The National Cooperative Grocers Association (NCGA) "identifies, develops and implements effective strategies for coordination and collaboration between regional Cooperative Grocers Associations." Following the June 8-10 co-op conference, NCGA executive director Robynn Shrader sent this update:

The National Cooperative Grocers Association has entered into a partnership with Blooming Prairie to develop a business plan for a national controlled label, utilizing the Co-op label. As part of the business planning process, the Co-op label will be re-positioned and updated to reflect today's market from recent co-op consumer research. Blooming Prairie will license the exclusive use of the Co-op label to NCGA, for national distribution to NCGA retailers and other co-op stores.

NCGA also announced a partnership with the National Co-op Bank (NCB) to launch a food co-op affinity group within NCB's eBusiness project. The new NCB site is named Coopsolutions.com.
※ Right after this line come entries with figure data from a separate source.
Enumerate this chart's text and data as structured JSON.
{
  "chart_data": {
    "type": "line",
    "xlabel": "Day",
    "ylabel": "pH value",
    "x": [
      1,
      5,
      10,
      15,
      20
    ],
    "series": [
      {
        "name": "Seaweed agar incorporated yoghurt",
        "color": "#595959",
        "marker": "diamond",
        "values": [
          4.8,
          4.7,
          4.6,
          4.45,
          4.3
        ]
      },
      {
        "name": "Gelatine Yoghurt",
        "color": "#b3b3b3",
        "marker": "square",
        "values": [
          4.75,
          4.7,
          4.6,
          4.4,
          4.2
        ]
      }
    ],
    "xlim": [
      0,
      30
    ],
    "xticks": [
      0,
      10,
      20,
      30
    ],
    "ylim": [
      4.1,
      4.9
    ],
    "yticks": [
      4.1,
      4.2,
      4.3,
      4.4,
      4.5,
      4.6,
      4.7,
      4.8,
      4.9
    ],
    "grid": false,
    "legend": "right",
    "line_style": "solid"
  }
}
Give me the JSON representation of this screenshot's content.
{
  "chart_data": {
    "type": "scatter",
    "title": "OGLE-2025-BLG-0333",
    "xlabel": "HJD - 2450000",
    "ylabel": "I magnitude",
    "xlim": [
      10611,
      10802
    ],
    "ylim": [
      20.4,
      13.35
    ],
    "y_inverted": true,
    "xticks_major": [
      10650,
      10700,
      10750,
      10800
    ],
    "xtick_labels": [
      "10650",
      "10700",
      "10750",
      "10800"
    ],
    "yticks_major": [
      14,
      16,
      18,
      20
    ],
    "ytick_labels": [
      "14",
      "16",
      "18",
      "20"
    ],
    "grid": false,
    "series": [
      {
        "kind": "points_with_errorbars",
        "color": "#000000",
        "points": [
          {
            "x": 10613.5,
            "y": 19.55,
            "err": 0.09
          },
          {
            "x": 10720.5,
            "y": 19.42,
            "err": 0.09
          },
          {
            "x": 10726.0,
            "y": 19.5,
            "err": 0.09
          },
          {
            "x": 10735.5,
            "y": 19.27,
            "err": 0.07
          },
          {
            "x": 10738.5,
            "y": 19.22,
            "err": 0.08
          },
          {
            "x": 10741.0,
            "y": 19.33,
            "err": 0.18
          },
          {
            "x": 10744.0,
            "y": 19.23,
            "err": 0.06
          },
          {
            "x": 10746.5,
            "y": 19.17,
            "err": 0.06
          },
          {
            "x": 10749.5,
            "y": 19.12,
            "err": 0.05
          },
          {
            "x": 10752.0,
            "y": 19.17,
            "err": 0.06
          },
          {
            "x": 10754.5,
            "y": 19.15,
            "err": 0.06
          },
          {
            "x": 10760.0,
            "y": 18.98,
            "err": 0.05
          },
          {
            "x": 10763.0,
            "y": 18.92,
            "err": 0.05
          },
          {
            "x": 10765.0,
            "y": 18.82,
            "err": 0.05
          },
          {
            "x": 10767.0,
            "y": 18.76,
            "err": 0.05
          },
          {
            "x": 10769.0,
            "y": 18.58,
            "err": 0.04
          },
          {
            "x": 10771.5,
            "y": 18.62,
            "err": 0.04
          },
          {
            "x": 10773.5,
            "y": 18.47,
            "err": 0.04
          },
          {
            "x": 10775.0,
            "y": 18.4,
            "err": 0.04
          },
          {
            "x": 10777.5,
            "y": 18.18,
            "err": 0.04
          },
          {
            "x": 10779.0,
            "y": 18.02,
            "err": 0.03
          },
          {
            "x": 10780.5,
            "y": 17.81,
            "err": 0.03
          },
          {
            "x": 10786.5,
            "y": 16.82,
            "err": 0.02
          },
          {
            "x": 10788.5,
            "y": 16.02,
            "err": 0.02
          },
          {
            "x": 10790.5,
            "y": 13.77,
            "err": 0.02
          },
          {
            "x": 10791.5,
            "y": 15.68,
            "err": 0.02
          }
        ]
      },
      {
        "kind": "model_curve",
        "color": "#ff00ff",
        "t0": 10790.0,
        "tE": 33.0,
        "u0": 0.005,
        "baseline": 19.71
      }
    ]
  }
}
Coopsolutions.com will be the primary web presence for NCGA and will provide a portal for retailers into various business and financial services that combine NCGA's market potential with affinity groups from other co-op sectors for discounted services and business-to-business products. The site will also be linked with CGIN, Cooperative Grocer, CDS, and other food co-op providers. Coopsolutions.com is projected to go live on September 30, 2000.